Dans votre vicariat quelles formes prend le dialogue interreligieux en lequel vous croyez beaucoup?   

« Je considère le dialogue entre les religions comme un des facteurs décisifs pour le développement du monde. Celui avec l’Islam est une voie obligée : je le retiens nécessaire, même s’il n’est pas facile. Les obstacles à celui-ci ne manquent pas! Dans le vicariat, des congrès sont occasionnellement organisés par des institutions musulmanes. À ceux-ci s’ajoutent des évènements qui impliquent toutes les Églises chrétiennes où le Saint-Siège joue un grand rôle par le truchement du Conseil Pontifical pour le dialogue interreligieux.
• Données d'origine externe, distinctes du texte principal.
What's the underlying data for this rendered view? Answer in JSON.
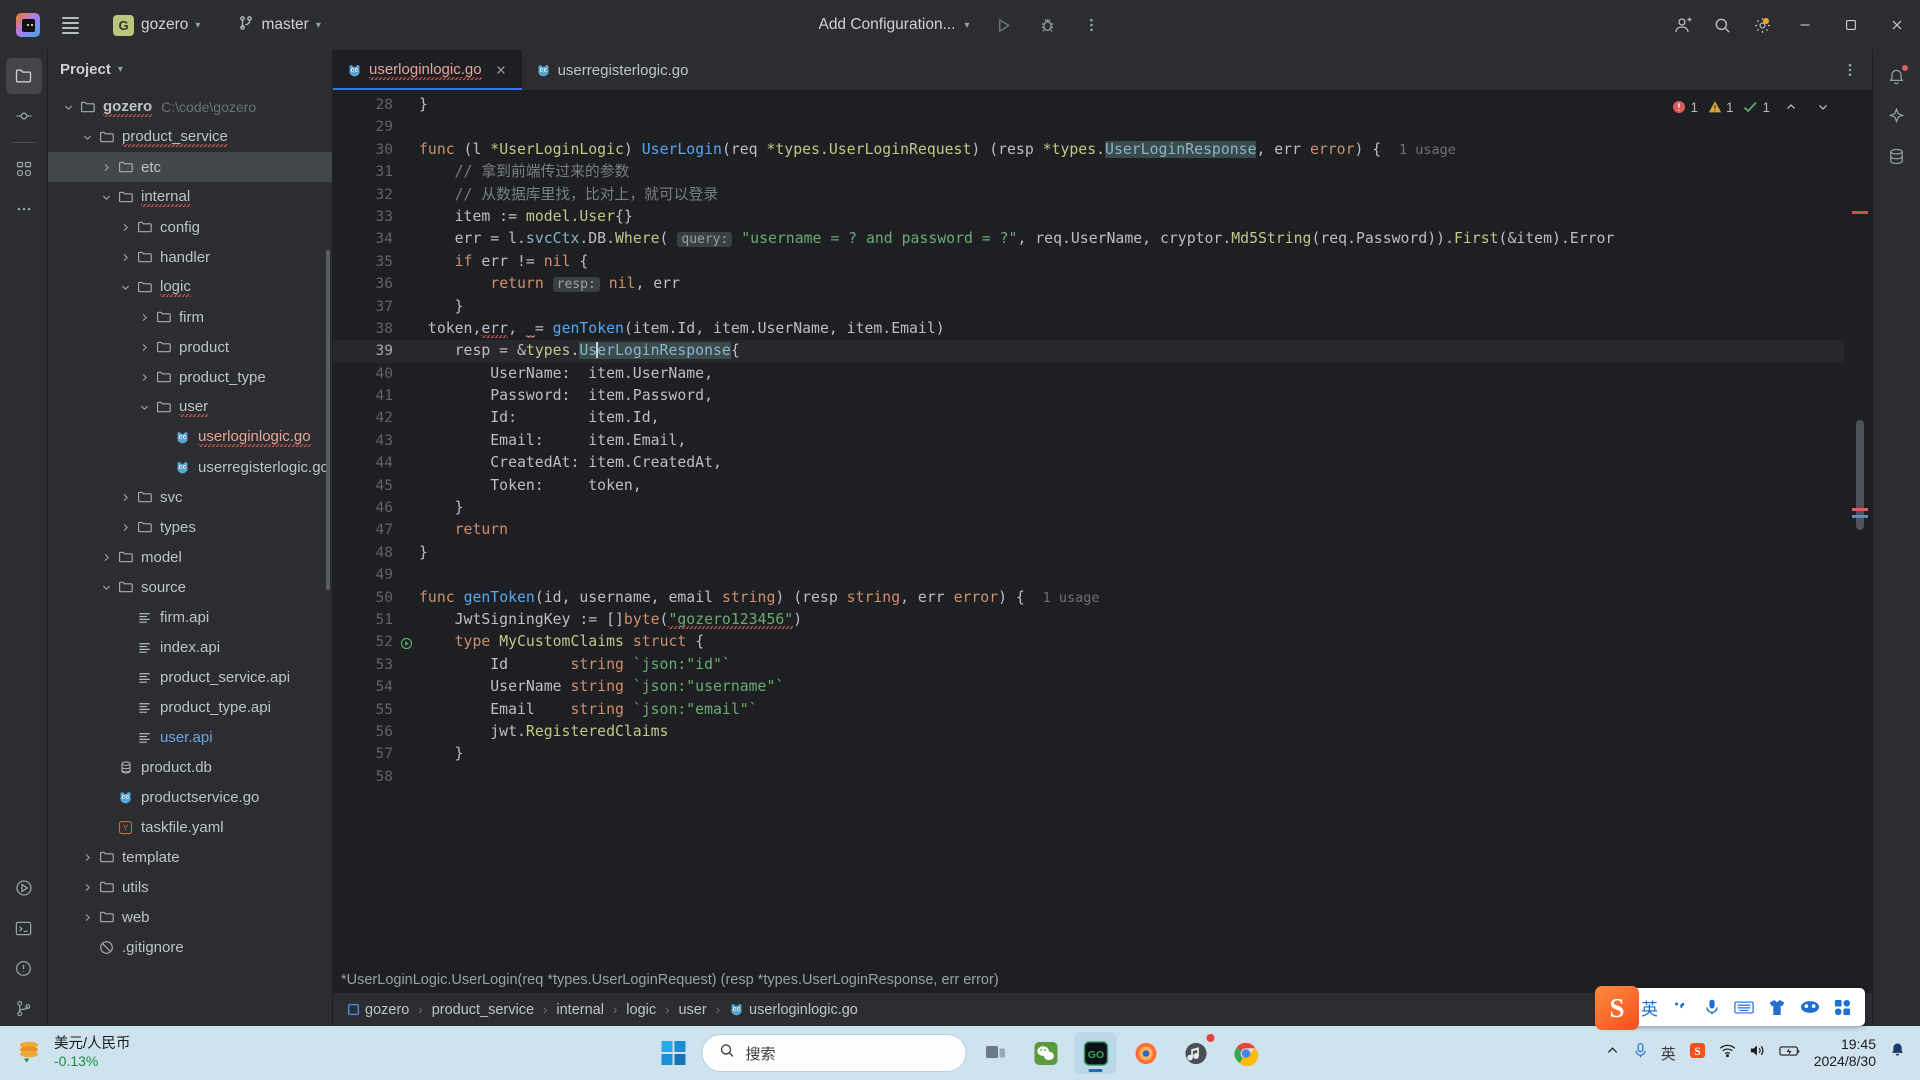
{
  "titlebar": {
    "menu_icon": "hamburger-icon",
    "project_initial": "G",
    "project_name": "gozero",
    "branch_icon": "git-branch-icon",
    "branch_name": "master",
    "run_config": "Add Configuration...",
    "run_icon": "run-icon",
    "debug_icon": "debug-icon",
    "more_icon": "more-vertical-icon",
    "account_icon": "account-icon",
    "search_icon": "search-icon",
    "settings_icon": "settings-icon",
    "minimize": "minimize-icon",
    "maximize": "maximize-icon",
    "close": "close-icon"
  },
  "tool_strip": {
    "items": [
      {
        "name": "project-icon",
        "active": true
      },
      {
        "name": "commit-icon",
        "active": false
      },
      {
        "name": "structure-icon",
        "active": false
      },
      {
        "name": "more-tools-icon",
        "active": false
      },
      {
        "name": "run-tool-icon",
        "active": false
      },
      {
        "name": "terminal-icon",
        "active": false
      },
      {
        "name": "problems-icon",
        "active": false
      },
      {
        "name": "version-control-icon",
        "active": false
      }
    ]
  },
  "right_strip": {
    "items": [
      {
        "name": "notifications-icon"
      },
      {
        "name": "ai-assistant-icon"
      },
      {
        "name": "database-icon"
      }
    ]
  },
  "project_panel": {
    "title": "Project",
    "tree": [
      {
        "indent": 0,
        "arrow": "down",
        "icon": "folder-icon",
        "label": "gozero",
        "sub": "C:\\code\\gozero",
        "style": "bold-squiggle"
      },
      {
        "indent": 1,
        "arrow": "down",
        "icon": "folder-icon",
        "label": "product_service",
        "style": "squiggle"
      },
      {
        "indent": 2,
        "arrow": "right",
        "icon": "folder-icon",
        "label": "etc",
        "selected": true
      },
      {
        "indent": 2,
        "arrow": "down",
        "icon": "folder-icon",
        "label": "internal",
        "style": "squiggle"
      },
      {
        "indent": 3,
        "arrow": "right",
        "icon": "folder-icon",
        "label": "config"
      },
      {
        "indent": 3,
        "arrow": "right",
        "icon": "folder-icon",
        "label": "handler"
      },
      {
        "indent": 3,
        "arrow": "down",
        "icon": "folder-icon",
        "label": "logic",
        "style": "squiggle"
      },
      {
        "indent": 4,
        "arrow": "right",
        "icon": "folder-icon",
        "label": "firm"
      },
      {
        "indent": 4,
        "arrow": "right",
        "icon": "folder-icon",
        "label": "product"
      },
      {
        "indent": 4,
        "arrow": "right",
        "icon": "folder-icon",
        "label": "product_type"
      },
      {
        "indent": 4,
        "arrow": "down",
        "icon": "folder-icon",
        "label": "user",
        "style": "squiggle"
      },
      {
        "indent": 5,
        "arrow": "none",
        "icon": "go-file-icon",
        "label": "userloginlogic.go",
        "style": "go-selected-squiggle"
      },
      {
        "indent": 5,
        "arrow": "none",
        "icon": "go-file-icon",
        "label": "userregisterlogic.go"
      },
      {
        "indent": 3,
        "arrow": "right",
        "icon": "folder-icon",
        "label": "svc"
      },
      {
        "indent": 3,
        "arrow": "right",
        "icon": "folder-icon",
        "label": "types"
      },
      {
        "indent": 2,
        "arrow": "right",
        "icon": "folder-icon",
        "label": "model"
      },
      {
        "indent": 2,
        "arrow": "down",
        "icon": "folder-icon",
        "label": "source"
      },
      {
        "indent": 3,
        "arrow": "none",
        "icon": "api-file-icon",
        "label": "firm.api"
      },
      {
        "indent": 3,
        "arrow": "none",
        "icon": "api-file-icon",
        "label": "index.api"
      },
      {
        "indent": 3,
        "arrow": "none",
        "icon": "api-file-icon",
        "label": "product_service.api"
      },
      {
        "indent": 3,
        "arrow": "none",
        "icon": "api-file-icon",
        "label": "product_type.api"
      },
      {
        "indent": 3,
        "arrow": "none",
        "icon": "api-file-icon",
        "label": "user.api",
        "style": "blue"
      },
      {
        "indent": 2,
        "arrow": "none",
        "icon": "db-file-icon",
        "label": "product.db"
      },
      {
        "indent": 2,
        "arrow": "none",
        "icon": "go-file-icon",
        "label": "productservice.go"
      },
      {
        "indent": 2,
        "arrow": "none",
        "icon": "yaml-file-icon",
        "label": "taskfile.yaml"
      },
      {
        "indent": 1,
        "arrow": "right",
        "icon": "folder-icon",
        "label": "template"
      },
      {
        "indent": 1,
        "arrow": "right",
        "icon": "folder-icon",
        "label": "utils"
      },
      {
        "indent": 1,
        "arrow": "right",
        "icon": "folder-icon",
        "label": "web"
      },
      {
        "indent": 1,
        "arrow": "none",
        "icon": "gitignore-icon",
        "label": ".gitignore"
      }
    ]
  },
  "editor": {
    "tabs": [
      {
        "label": "userloginlogic.go",
        "icon": "go-file-icon",
        "active": true,
        "closable": true
      },
      {
        "label": "userregisterlogic.go",
        "icon": "go-file-icon",
        "active": false,
        "closable": false
      }
    ],
    "inspections": {
      "errors": "1",
      "warnings": "1",
      "checks": "1",
      "error_icon": "error-icon",
      "warning_icon": "warning-icon",
      "check_icon": "check-icon",
      "up_icon": "chevron-up-icon",
      "down_icon": "chevron-down-icon"
    },
    "first_line_number": 28,
    "current_line": 39,
    "lines": [
      {
        "n": 28,
        "html": "<span class=\"ind1\"></span>}"
      },
      {
        "n": 29,
        "html": ""
      },
      {
        "n": 30,
        "html": "<span class=\"k\">func</span> (l <span class=\"pkg\">*UserLoginLogic</span>) <span class=\"fn\">UserLogin</span>(req <span class=\"pkg\">*types.UserLoginRequest</span>) (resp <span class=\"pkg\">*types.</span><span class=\"hl-occ teal\">UserLoginResponse</span>, err <span class=\"k\">error</span>) {  <span class=\"usage\">1 usage</span>"
      },
      {
        "n": 31,
        "html": "    <span class=\"cmt\">// 拿到前端传过来的参数</span>"
      },
      {
        "n": 32,
        "html": "    <span class=\"cmt\">// 从数据库里找，比对上，就可以登录</span>"
      },
      {
        "n": 33,
        "html": "    item := <span class=\"pkg\">model.User</span>{}"
      },
      {
        "n": 34,
        "html": "    err = l.<span class=\"teal\">svcCtx</span>.DB.<span class=\"pkg\">Where</span>( <span class=\"hint\">query:</span> <span class=\"str\">\"username = ? and password = ?\"</span>, req.UserName, cryptor.<span class=\"pkg\">Md5String</span>(req.Password)).<span class=\"pkg\">First</span>(&item).Error"
      },
      {
        "n": 35,
        "html": "    <span class=\"k\">if</span> err != <span class=\"k\">nil</span> {"
      },
      {
        "n": 36,
        "html": "        <span class=\"k\">return</span> <span class=\"hint\">resp:</span> <span class=\"k\">nil</span>, err"
      },
      {
        "n": 37,
        "html": "    }"
      },
      {
        "n": 38,
        "html": " token,<span class=\"err-underline\">err</span>, <span class=\"err-underline\">_</span>= <span class=\"fn\">genToken</span>(item.Id, item.UserName, item.Email)"
      },
      {
        "n": 39,
        "html": "    resp = &amp;<span class=\"pkg\">types.</span><span class=\"hl-occ teal\">Us<span class=\"caret\"></span>erLoginResponse</span>{",
        "current": true
      },
      {
        "n": 40,
        "html": "        UserName:  item.UserName,"
      },
      {
        "n": 41,
        "html": "        Password:  item.Password,"
      },
      {
        "n": 42,
        "html": "        Id:        item.Id,"
      },
      {
        "n": 43,
        "html": "        Email:     item.Email,"
      },
      {
        "n": 44,
        "html": "        CreatedAt: item.CreatedAt,"
      },
      {
        "n": 45,
        "html": "        Token:     token,"
      },
      {
        "n": 46,
        "html": "    }"
      },
      {
        "n": 47,
        "html": "    <span class=\"k\">return</span>"
      },
      {
        "n": 48,
        "html": "}"
      },
      {
        "n": 49,
        "html": ""
      },
      {
        "n": 50,
        "html": "<span class=\"k\">func</span> <span class=\"fn\">genToken</span>(id, username, email <span class=\"k\">string</span>) (resp <span class=\"k\">string</span>, err <span class=\"k\">error</span>) {  <span class=\"usage\">1 usage</span>"
      },
      {
        "n": 51,
        "html": "    JwtSigningKey := []<span class=\"k\">byte</span>(<span class=\"str\"><span class=\"err-underline\">\"gozero123456\"</span></span>)"
      },
      {
        "n": 52,
        "html": "    <span class=\"k\">type</span> <span class=\"pkg\">MyCustomClaims</span> <span class=\"k\">struct</span> {",
        "gutter_icon": "run-gutter-icon"
      },
      {
        "n": 53,
        "html": "        Id       <span class=\"k\">string</span> <span class=\"str\">`json:\"id\"`</span>"
      },
      {
        "n": 54,
        "html": "        UserName <span class=\"k\">string</span> <span class=\"str\">`json:\"username\"`</span>"
      },
      {
        "n": 55,
        "html": "        Email    <span class=\"k\">string</span> <span class=\"str\">`json:\"email\"`</span>"
      },
      {
        "n": 56,
        "html": "        jwt.<span class=\"pkg\">RegisteredClaims</span>"
      },
      {
        "n": 57,
        "html": "    }"
      },
      {
        "n": 58,
        "html": ""
      }
    ],
    "signature": "*UserLoginLogic.UserLogin(req *types.UserLoginRequest) (resp *types.UserLoginResponse, err error)"
  },
  "breadcrumb": {
    "items": [
      {
        "label": "gozero",
        "icon": "module-icon"
      },
      {
        "label": "product_service"
      },
      {
        "label": "internal"
      },
      {
        "label": "logic"
      },
      {
        "label": "user"
      },
      {
        "label": "userloginlogic.go",
        "icon": "go-file-icon"
      }
    ],
    "separator": "›"
  },
  "taskbar": {
    "stock_name": "美元/人民币",
    "stock_change": "-0.13%",
    "stock_icon": "coins-icon",
    "start_icon": "windows-start-icon",
    "search_placeholder": "搜索",
    "search_icon": "search-icon",
    "apps": [
      {
        "name": "task-view-icon",
        "active": false
      },
      {
        "name": "wechat-icon",
        "active": false
      },
      {
        "name": "goland-icon",
        "active": true
      },
      {
        "name": "firefox-icon",
        "active": false
      },
      {
        "name": "music-icon",
        "active": false
      },
      {
        "name": "chrome-icon",
        "active": false
      }
    ],
    "tray": [
      {
        "name": "show-hidden-icons-icon"
      },
      {
        "name": "microphone-icon"
      },
      {
        "name": "ime-english-icon"
      },
      {
        "name": "sogou-icon"
      },
      {
        "name": "wifi-icon"
      },
      {
        "name": "volume-icon"
      },
      {
        "name": "battery-icon"
      }
    ],
    "time": "19:45",
    "date": "2024/8/30",
    "notification_icon": "bell-icon"
  },
  "ime_popup": {
    "logo": "S",
    "mode": "英",
    "items": [
      {
        "name": "ime-mode-label",
        "label": "英"
      },
      {
        "name": "ime-punctuation-icon"
      },
      {
        "name": "ime-voice-icon"
      },
      {
        "name": "ime-keyboard-icon"
      },
      {
        "name": "ime-skin-icon"
      },
      {
        "name": "ime-emoji-icon"
      },
      {
        "name": "ime-toolbox-icon"
      }
    ]
  },
  "colors": {
    "accent": "#3574f0",
    "bg_editor": "#1e1f22",
    "bg_panel": "#2b2d30",
    "selected_tab_text": "#e8a49a",
    "taskbar": "#cfe3ef"
  }
}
Probablement que le modèle de dialogue le plus signifiant est celui qui a lieu lors de rencontres personnelles : je pense, par exemple, à ceux que j’ai lorsque je rencontre des représentants du gouvernement (c.-à-d. le Ministre des Affaires religieuses), avec des professeurs d’université ou des musulmans que je fréquente et qui sont des amis proches. Je suis convaincu que le dialogue le plus fructueux est celui qui nait dans les rapports personnels, qui se tissent jour après jour : bien entendu, les rencontres institutionnelles dans les hautes sphères sont utiles et nécessaires, mais elles courent le risque de devenir trop formelles ».
 
Pourquoi dites-vous que Abraham est « une grande source d’inspiration pour les chrétiens du Proche-Orient»?  

«Abraham est considéré comme le père des trois religions monothéistes et se veut un important point de référence commun bien que les trames narratives de son histoire divergent d’une religion à l’autre. Abraham a quitté sa patrie et expérimenté la présence et la sollicitude de Dieu. Par son acte de foi et son courage, il accompagne et met au défi l’Église : pour plusieurs migrants, Abraham est un signe d’espérance et un guide ».
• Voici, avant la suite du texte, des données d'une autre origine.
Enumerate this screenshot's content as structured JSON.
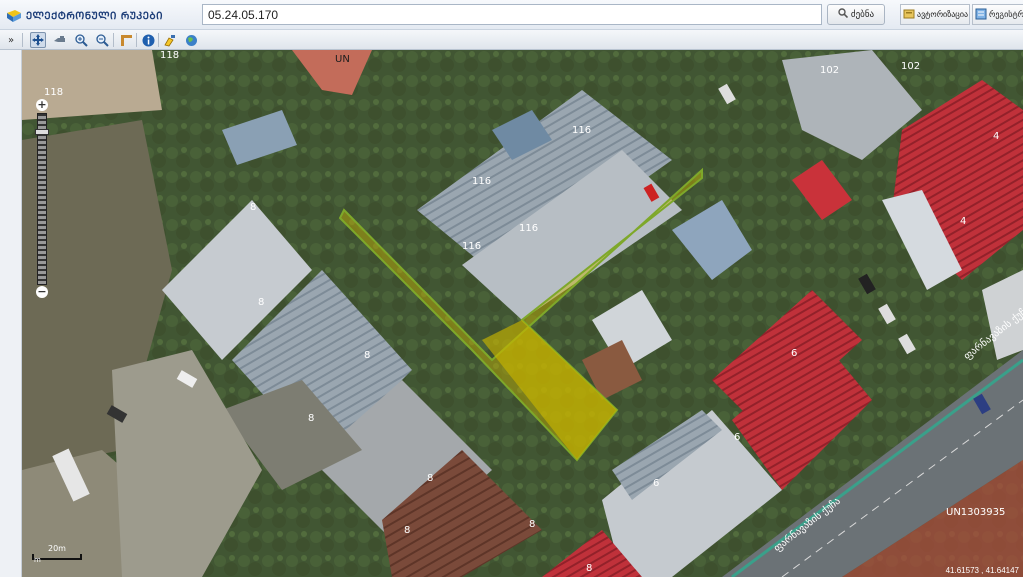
{
  "header": {
    "title": "ᲔᲚᲔᲥᲢᲠᲝᲜᲣᲚᲘ ᲠᲣᲙᲔᲑᲘ",
    "search_value": "05.24.05.170",
    "search_button": "ძებნა",
    "layers_button": "ავტორიზაცია",
    "legend_button": "რეგისტრ"
  },
  "toolbar": {
    "collapse": "»",
    "tools": [
      "pan-icon",
      "hand-icon",
      "zoom-in-icon",
      "zoom-out-icon",
      "measure-icon",
      "info-icon",
      "highlighter-icon",
      "globe-icon"
    ]
  },
  "map": {
    "parcel_labels": [
      {
        "text": "118"
      },
      {
        "text": "118"
      },
      {
        "text": "UN"
      },
      {
        "text": "102"
      },
      {
        "text": "102"
      },
      {
        "text": "116"
      },
      {
        "text": "116"
      },
      {
        "text": "116"
      },
      {
        "text": "116"
      },
      {
        "text": "4"
      },
      {
        "text": "4"
      },
      {
        "text": "8"
      },
      {
        "text": "8"
      },
      {
        "text": "8"
      },
      {
        "text": "8"
      },
      {
        "text": "8"
      },
      {
        "text": "8"
      },
      {
        "text": "8"
      },
      {
        "text": "6"
      },
      {
        "text": "6"
      },
      {
        "text": "6"
      },
      {
        "text": "8"
      },
      {
        "text": "UN1303935"
      }
    ],
    "street_label_1": "ფარნავაზის ქუჩა",
    "street_label_2": "ფარნავაზის ქუჩა",
    "scale_label": "20m",
    "scale_unit": "m",
    "coordinates": "41.61573 , 41.64147",
    "highlight_color": "#c8b400"
  }
}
Comment vos fidèles vivent-ils la célébration eucharistique?  

« Généralement avec une grande foi et une attention admirable. Chaque jour, des milliers de fidèles prennent part à la messe. Durant la fin de semaine, les églises sont bondées comme il m’a rarement été donné de voir en Europe ».  

À propos de l’Église du futur, vous affirmez : « Je pense que nous pourrons contribuer à la réflexion grâce à nos nombreuses expériences. Je crois que sur quelques thèmes nous sommes plus avancés, à notre façon, que les communautés et diocèses européens ». Que pensez-vous que l’Église de votre vicariat apporte comme don à toute l’Église?   
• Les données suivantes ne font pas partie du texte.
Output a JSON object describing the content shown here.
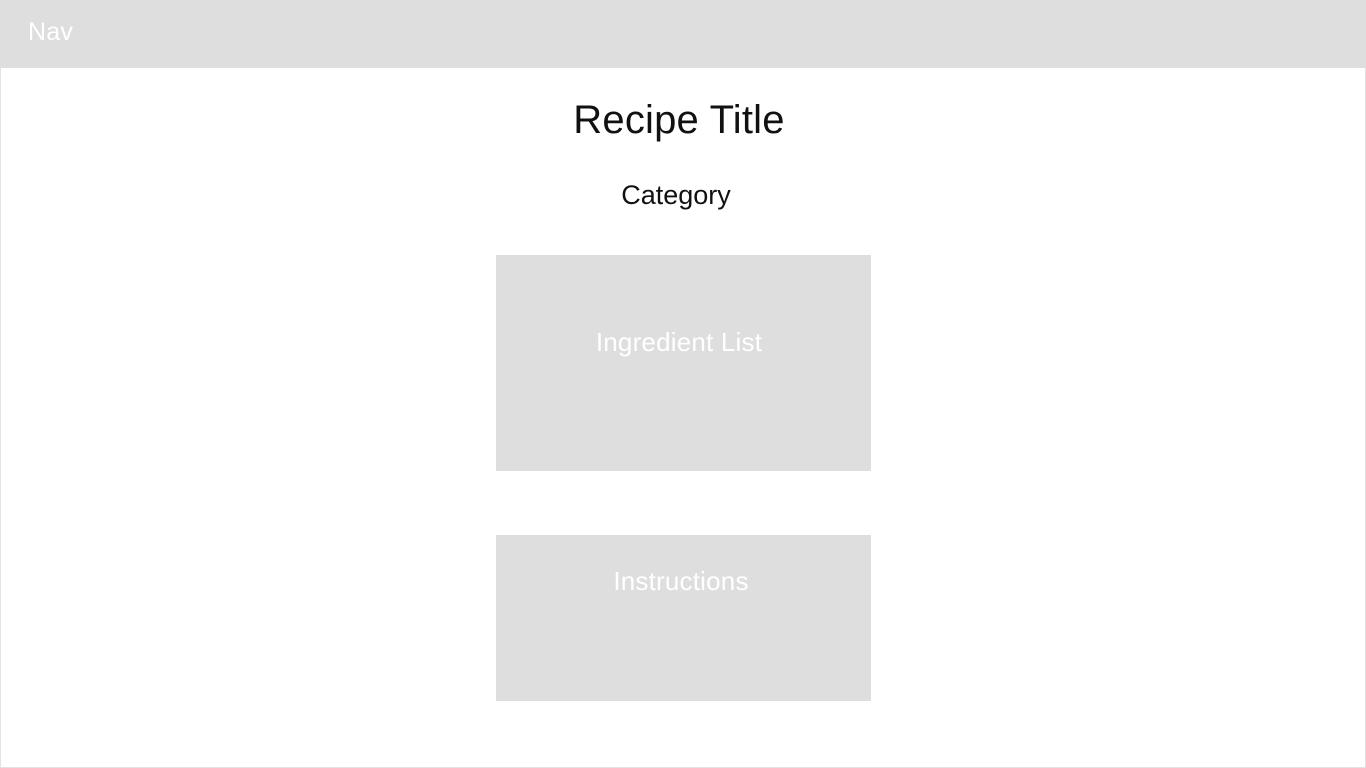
{
  "nav": {
    "label": "Nav"
  },
  "recipe": {
    "title": "Recipe Title",
    "category": "Category"
  },
  "sections": {
    "ingredients_label": "Ingredient List",
    "instructions_label": "Instructions"
  },
  "colors": {
    "placeholder_fill": "#dedede",
    "placeholder_text": "#ffffff",
    "heading_text": "#111111",
    "background": "#ffffff"
  }
}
« Je retiens que le fait d’être une Église de migrants nous confère un caractère spécial et peut-être même prophétique. Nous pouvons témoigner comment vivre la foi courageusement dans un contexte non chrétien : ici, les fidèles catholiques ne cachent pas leur appartenance religieuse, ils n’ont pas peu de montrer ce qu’ils sont et ce en quoi ils croient. Ils sont respectueux de la foi des musulmans, sans être craintifs. Leur courage est un courage humble. Peut-être sont-ils stimulés, d’une certaine façon, par les musulmans eux-mêmes qui n’ont pas peur de montrer leur appartenance religieuse. Le courage manifesté par nos communautés peut, je pense, servir d’exemple : en Europe, les chrétiens semblent parfois avoir honte de leur foi. De plus, le fait d’avoir un nombre limité de prêtres (65 pour un million de catholiques) amène une centaine de laïcs à s’engager beaucoup plus comparativement à ce qui se fait en Europe. Sans l’engagement gratuit et généreux de ces fidèles, notre Église n’aurait pas la vitalité que nous lui connaissons. Pour nous, l’expression "la joie de l’Évangile" n’est pas une formule creuse, mais la réalité vécue. Devoir compter sur des structures relativement faibles et très souvent provisoires garantit d’un côté une plus grande flexibilité et de l’autre se veut un défi permanent : il n’est pas facile de maintenir l’unité et une communion profonde entre des fidèles de nationalités, cultures, langues et rites divers. IL me semble pourtant que l’effort quotidien fait pour cela donne à cette Église une sensibilité qui peut manquer dans les paroisses de tradition plus ancienne, souvent caractérisées par une certaine mentalité "nationaliste"».

Quelles sont les principales difficultés de votre Église?  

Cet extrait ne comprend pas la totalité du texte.